AlexC picture AlexC · Mar 24, 2013 · Viewed 98.9k times · Source

I'm designing a set of HTML pages to be printed, and I want elements of the pages to end up the same scale as each other. For example, there's a class of div whose width is defined as 200px wide appears on each of several pages. I want it to appear precisely the same size when each page is printed (suitable for, e.g., cutting out and superimposing).

I'm using a few things that work best in Chrome (mainly the CSS zoom rule to have smaller copies of elements elsewhere), so ideally I'd like to keep using Chrome. (This would be easier in Firefox, because it has an explicit scale ratio in the print dialog.) But it seems that on Chrome, keeping the same element a consistent size when printed from different pages is far from easy.

Chrome's PDF generation (which is what printing from Chrome does under the hood) appears to pick some section to define the page's width, and scale the rest of the page based on that. Or perhaps it tries to set the page size to fit an "optimal" number of elements on one page. If the outside framing elements of each page aren't the same size in all cases, then it seems like elements with screen size 200px can come out anything from 3-4 cm down to 1.5-2cm or maybe smaller.

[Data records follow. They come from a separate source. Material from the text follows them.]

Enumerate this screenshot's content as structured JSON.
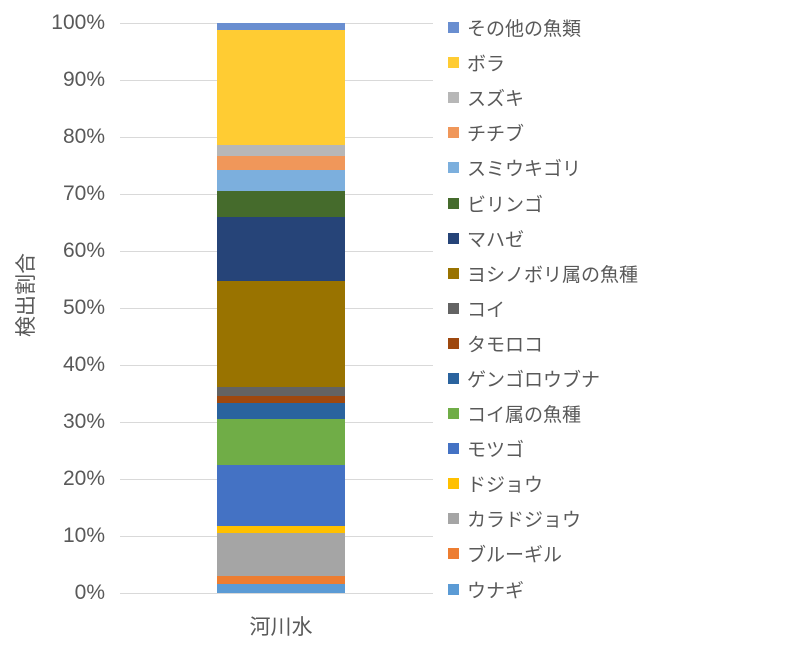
{
  "chart_data": {
    "type": "bar",
    "subtype": "stacked-100-percent-column",
    "title": "",
    "ylabel": "検出割合",
    "xlabel": "",
    "categories": [
      "河川水"
    ],
    "ylim": [
      0,
      100
    ],
    "y_tick_labels": [
      "0%",
      "10%",
      "20%",
      "30%",
      "40%",
      "50%",
      "60%",
      "70%",
      "80%",
      "90%",
      "100%"
    ],
    "grid": true,
    "legend_position": "right",
    "series_order": "listed top-of-stack first; legend shown in the same order",
    "series": [
      {
        "name": "その他の魚類",
        "value": 1.3,
        "color": "#698ED0"
      },
      {
        "name": "ボラ",
        "value": 20.1,
        "color": "#FFCC33"
      },
      {
        "name": "スズキ",
        "value": 1.9,
        "color": "#B7B7B7"
      },
      {
        "name": "チチブ",
        "value": 2.5,
        "color": "#F0975A"
      },
      {
        "name": "スミウキゴリ",
        "value": 3.7,
        "color": "#7CAFDD"
      },
      {
        "name": "ビリンゴ",
        "value": 4.5,
        "color": "#456B2C"
      },
      {
        "name": "マハゼ",
        "value": 11.2,
        "color": "#264478"
      },
      {
        "name": "ヨシノボリ属の魚種",
        "value": 18.6,
        "color": "#997300"
      },
      {
        "name": "コイ",
        "value": 1.6,
        "color": "#636363"
      },
      {
        "name": "タモロコ",
        "value": 1.2,
        "color": "#9E480E"
      },
      {
        "name": "ゲンゴロウブナ",
        "value": 2.8,
        "color": "#2A639E"
      },
      {
        "name": "コイ属の魚種",
        "value": 8.1,
        "color": "#70AD47"
      },
      {
        "name": "モツゴ",
        "value": 10.7,
        "color": "#4472C4"
      },
      {
        "name": "ドジョウ",
        "value": 1.3,
        "color": "#FFC000"
      },
      {
        "name": "カラドジョウ",
        "value": 7.5,
        "color": "#A5A5A5"
      },
      {
        "name": "ブルーギル",
        "value": 1.4,
        "color": "#ED7D31"
      },
      {
        "name": "ウナギ",
        "value": 1.6,
        "color": "#5B9BD5"
      }
    ],
    "text_color": "#595959",
    "gridline_color": "#D9D9D9"
  }
}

Just using @page size doesn't help: I've got this CSS and it's not making any difference:

@media print {
  @ page size: 297mm 210mm 
}

Does anyone have any thoughts for how to get things to print out with consistent sizes?

One extreme workaround I could apply is to make them all parts of one big HTML page, and use Javascript to mark certain parts as the only parts to be printed... I'm not even sure if that'd work, and it'd be rather cleaner to keen things on a few different pages. So are there any other ideas?

Answer

AlexC picture AlexC · Aug 11, 2014

I found a solution. The key is to ensure that in each document, the "logical page" that Chrome splits elements into for printing is the same size. E.g. if one document has lots of 200x200px squares and Chrome decides to group them in a rectangle 5x4 to print landscape, then you need to make sure that Chrome will print every other consistent document split into elements of size 1000x800px.

For documents that are simply a number of spans or inline-block divs in sequence, it suffices to have a div set to exactly your chosen width (1100px), and ensure that that div occupies the full page width in print preview. Then just make sure your CSS contains something like:

@media print {  
  @page {
    size: 297mm 210mm; /* landscape */
    /* you can also specify margins here: */
    margin: 25mm;
    margin-right: 45mm; /* for compatibility with both A4 and Letter */
  }
}

If this isn't sufficient, then putting everything inside one or more divs with fixed size (width: 1100px; height: 800px; overflow: hidden;) does the job, as a way to force Chrome to split into the pages you want (and therefore keep elements the same size when printed).